Tuesday, April 24, 2012

The Poetry, Yes

It has been a bit since my last post. I don't know why. There were things that needed blogging about certainly. Perhaps it was some sort of inexplicable funk that left me wordless and write-less as well.

This week our class will be discussing Sandburg and Rukeyser and, though part of the Sandburg group, i found myself wanting to delve deeper into Sandburg than perhaps we can in the allotted time. First and foremost i have always been a Sandburg fan. His poetry is concise, imagistic, beautiful, and real. He is a Whitmanian poet, there is no doubt. The alussions to Whitman and his symbolism are dotted throughout the poetic landscape of Sandburg. Yet that isn't really what i want to talk about. I'd rather talk about the differences. A one Professor Hanley had said that those differences may be more intriguing to look at than those similarities.

First Thoughts:

In 1855 edition of Leaves Of Grass we have the Preface in which Whitman explains to us why America must not only accept his poetry but understand that there is a new language of America, and there is the birth and coming impotence of the American bard. Whitman uses this preface to set the reader int he right mood to accept his poetry.

A line provides a small summary "I will not have in my writing any elegance or effect or origionality to hang in the way between me and the rest like curtains" (viii).

Whitman is as he is throughout the book, He seeks to pull the reader in and destroy the artifice of poetry that he feels creates a barrier between him and the reader. Nor does he believe his style, his "originality" will cause a barrier either. He believes precisely that he has created a style of poetry in which one can be brought in right up and understand him at a fundamental level.

The book then continues on with "Song of Myself" in which Whitman brings us to him and he shows us, like Virgil to Dante, America and himself. He has worries about being comprehensible throughout the poem and he tries to bring us closer and closer.

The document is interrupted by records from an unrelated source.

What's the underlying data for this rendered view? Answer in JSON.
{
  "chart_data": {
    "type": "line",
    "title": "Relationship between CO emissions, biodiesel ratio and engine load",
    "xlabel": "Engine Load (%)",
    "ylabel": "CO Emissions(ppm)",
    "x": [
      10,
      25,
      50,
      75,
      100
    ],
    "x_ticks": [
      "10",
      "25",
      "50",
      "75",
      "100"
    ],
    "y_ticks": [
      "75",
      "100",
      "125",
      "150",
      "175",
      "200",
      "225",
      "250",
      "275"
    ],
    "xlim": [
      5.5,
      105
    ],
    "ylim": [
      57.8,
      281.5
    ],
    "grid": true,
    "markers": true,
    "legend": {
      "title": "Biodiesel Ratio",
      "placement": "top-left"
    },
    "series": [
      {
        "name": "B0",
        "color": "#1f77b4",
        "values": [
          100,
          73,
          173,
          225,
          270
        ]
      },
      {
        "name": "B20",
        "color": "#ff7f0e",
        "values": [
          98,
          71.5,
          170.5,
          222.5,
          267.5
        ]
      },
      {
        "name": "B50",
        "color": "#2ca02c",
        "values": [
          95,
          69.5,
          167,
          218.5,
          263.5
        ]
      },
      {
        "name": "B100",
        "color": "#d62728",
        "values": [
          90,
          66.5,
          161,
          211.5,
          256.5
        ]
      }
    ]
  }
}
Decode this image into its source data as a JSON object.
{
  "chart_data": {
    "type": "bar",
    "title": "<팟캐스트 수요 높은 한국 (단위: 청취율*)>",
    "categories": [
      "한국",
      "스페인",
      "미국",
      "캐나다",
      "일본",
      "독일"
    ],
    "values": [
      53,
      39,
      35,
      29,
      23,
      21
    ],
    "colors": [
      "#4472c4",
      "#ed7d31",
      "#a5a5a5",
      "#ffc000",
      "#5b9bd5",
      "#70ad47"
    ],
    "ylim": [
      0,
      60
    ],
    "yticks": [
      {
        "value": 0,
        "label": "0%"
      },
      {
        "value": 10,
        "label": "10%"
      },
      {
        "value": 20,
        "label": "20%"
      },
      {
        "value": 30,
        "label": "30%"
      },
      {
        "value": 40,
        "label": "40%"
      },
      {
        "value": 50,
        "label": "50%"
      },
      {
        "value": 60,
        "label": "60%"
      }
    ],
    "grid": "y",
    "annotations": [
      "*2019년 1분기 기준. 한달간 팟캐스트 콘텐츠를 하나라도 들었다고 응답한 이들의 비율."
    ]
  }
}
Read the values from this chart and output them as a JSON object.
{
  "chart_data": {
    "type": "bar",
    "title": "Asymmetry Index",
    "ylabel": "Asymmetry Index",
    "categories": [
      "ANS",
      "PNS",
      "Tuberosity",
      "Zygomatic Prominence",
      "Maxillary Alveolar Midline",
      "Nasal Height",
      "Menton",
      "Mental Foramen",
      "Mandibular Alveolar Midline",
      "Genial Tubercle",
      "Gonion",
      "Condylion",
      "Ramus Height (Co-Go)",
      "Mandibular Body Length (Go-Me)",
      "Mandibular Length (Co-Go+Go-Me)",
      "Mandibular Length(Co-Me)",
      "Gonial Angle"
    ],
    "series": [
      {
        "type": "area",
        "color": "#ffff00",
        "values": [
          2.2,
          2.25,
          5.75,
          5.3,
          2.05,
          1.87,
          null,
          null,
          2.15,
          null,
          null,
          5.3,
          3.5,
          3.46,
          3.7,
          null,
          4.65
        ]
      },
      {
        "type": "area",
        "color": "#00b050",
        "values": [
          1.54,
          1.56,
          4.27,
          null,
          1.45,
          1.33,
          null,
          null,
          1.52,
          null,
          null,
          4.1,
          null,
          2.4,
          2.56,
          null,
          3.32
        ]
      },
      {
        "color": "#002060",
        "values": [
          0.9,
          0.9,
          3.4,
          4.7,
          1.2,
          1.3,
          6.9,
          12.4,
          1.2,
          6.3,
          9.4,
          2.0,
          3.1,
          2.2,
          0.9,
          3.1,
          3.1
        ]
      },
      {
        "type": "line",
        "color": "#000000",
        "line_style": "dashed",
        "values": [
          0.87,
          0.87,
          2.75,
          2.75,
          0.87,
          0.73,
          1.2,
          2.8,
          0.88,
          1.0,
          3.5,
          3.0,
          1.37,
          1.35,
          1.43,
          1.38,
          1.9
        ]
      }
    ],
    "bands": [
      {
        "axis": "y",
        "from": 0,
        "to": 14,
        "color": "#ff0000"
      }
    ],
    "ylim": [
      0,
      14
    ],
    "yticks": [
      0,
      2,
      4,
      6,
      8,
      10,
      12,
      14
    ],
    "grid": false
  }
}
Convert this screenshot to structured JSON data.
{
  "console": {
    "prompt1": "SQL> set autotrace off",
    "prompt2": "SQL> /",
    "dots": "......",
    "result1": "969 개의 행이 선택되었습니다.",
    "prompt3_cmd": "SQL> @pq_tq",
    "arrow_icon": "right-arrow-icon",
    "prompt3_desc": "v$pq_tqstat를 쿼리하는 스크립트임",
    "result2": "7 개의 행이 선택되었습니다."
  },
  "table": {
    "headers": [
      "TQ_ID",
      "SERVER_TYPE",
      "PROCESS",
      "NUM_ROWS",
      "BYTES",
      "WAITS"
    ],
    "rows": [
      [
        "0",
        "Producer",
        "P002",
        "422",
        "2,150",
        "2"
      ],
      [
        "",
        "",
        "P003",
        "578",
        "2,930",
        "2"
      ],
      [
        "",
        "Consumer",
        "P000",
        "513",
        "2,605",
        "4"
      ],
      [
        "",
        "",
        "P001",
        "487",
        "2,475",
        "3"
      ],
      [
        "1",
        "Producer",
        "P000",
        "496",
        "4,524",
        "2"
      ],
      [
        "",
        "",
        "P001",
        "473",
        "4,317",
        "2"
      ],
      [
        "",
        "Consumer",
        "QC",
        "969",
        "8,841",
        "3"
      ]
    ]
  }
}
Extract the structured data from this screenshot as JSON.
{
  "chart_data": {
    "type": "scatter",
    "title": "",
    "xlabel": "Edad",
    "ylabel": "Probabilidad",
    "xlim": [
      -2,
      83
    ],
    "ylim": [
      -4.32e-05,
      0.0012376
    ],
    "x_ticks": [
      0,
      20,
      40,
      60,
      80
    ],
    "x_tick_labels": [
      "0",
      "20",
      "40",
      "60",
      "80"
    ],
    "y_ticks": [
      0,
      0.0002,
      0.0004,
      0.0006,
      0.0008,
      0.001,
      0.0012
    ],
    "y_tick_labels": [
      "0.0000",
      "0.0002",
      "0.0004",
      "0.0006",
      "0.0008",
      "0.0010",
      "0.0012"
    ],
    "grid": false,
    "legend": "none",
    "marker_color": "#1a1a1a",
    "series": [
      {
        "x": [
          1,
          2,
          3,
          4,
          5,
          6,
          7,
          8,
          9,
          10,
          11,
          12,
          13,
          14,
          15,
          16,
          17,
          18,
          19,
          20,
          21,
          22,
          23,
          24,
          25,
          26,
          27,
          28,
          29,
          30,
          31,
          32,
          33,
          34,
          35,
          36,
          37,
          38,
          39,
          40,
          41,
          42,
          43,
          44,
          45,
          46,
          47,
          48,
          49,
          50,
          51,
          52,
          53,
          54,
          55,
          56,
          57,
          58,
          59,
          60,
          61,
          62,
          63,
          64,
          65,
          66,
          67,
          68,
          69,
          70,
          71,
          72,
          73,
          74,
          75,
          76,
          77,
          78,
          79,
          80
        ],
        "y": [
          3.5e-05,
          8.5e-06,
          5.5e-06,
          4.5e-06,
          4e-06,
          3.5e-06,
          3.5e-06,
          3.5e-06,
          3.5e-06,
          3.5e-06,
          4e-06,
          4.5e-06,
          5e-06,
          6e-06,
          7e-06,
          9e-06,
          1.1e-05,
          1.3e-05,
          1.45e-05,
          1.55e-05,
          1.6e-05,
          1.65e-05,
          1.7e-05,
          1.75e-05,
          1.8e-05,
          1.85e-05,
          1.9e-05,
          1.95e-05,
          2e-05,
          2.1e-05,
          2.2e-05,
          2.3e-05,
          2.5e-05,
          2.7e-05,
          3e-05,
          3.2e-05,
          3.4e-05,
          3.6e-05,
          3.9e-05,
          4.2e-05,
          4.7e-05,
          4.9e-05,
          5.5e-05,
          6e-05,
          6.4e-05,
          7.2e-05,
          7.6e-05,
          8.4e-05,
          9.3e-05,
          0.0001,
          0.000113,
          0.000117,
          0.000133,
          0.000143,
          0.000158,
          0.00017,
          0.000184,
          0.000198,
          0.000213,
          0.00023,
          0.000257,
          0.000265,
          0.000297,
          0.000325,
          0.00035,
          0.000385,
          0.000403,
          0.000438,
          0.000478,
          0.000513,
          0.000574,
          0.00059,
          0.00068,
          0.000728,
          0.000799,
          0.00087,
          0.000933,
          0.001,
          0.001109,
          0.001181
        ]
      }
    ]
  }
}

His project and Sandburg's are alike in that Whitman focuses on some aspects of Americans but the difference is that while Whitman is setting up a mythology of the American Bard who speaks about America, Sandburg is instead exploring, expanding, and explaining the mythology of The People.

17

"'The people is a myth, an abstraction.'
And what myth would you put in place
of the people?
And what abstraction would you exchange
for this one?
And when has creative man not toiled
deep in myth?

....

'Precisely who and what is the people?'
Is this far off from asking what is grass?
what is salt? what is the sea? what is
loam?"(30)

Here Sandburg recognizes that there are metaphysical perplexities involved with his and Whitman's projects. He furthermore directly aligns his project with Whitman's by showing and creating a metaphorical connection between their two primary questions. They are tackling a similar question, but where Whitman uses nature metaphorically to represent much of what he is trying to figure out Sandburg shows us that he will not hide the subject his is talking about in this way.

Sandburg understands that he is creating a mythology of the people or at least collecting the mythology of the people and showing it to us in his art form. Whitman was trying to create an institution of American poetry. Whitman was creating the figure of the American bard. Sandburg cannot recreate Whitman's project but understands the fundamental similarities between what they are trying to accomplish. Sandburg is conflicted. How does one make space for oneself in the cannon when you come to the realization that you are trying to figure out the same problem as a predecessor ( Harold Bloom has some interesting essays on this topic)?

Well you do what Sandburg has done, you recognize that previous work, and though you may love it, you reject it.

Whitman had told us that he wouldn't let his poetry have assets that rest like a curtain between us and him. Yet near eighty years later Sandburg shows us that some of Whitman's metaphors may indeed get in the way of us and him. The question about the grass may as well be a question about the people. We are the 29th bather and we are the people, yes.   Yet instead of writing to create the new American bard as Whitman had done, Sandburg writes for the people, and to show the people.

These are some ideas that aren't fully formed yet. Only more reading of each poet could truly fortify them. But from what i have read this is one of those things that seems to speak to me. I am not saying that Whitman never wrote for the people, or about them, but his intentions were slightly different than Sandburgs when it came to the people.

I'm sure i will eat my words on some of this or edit it at a later date but we shall see.

1 comment:

  1. Sandburg, like Whitman, definitely deserves a semester long class of his own. I feel like we could probably spend an entire class period just talking about ONE of the selections your group chose - his poems are that rich.

    Thanks for posting this. I, too, have many ideas that aren't quite "fully formed yet", and appreciate reading others' thoughts.

    I hope we get to discuss this connection/difference more in class tomorrow!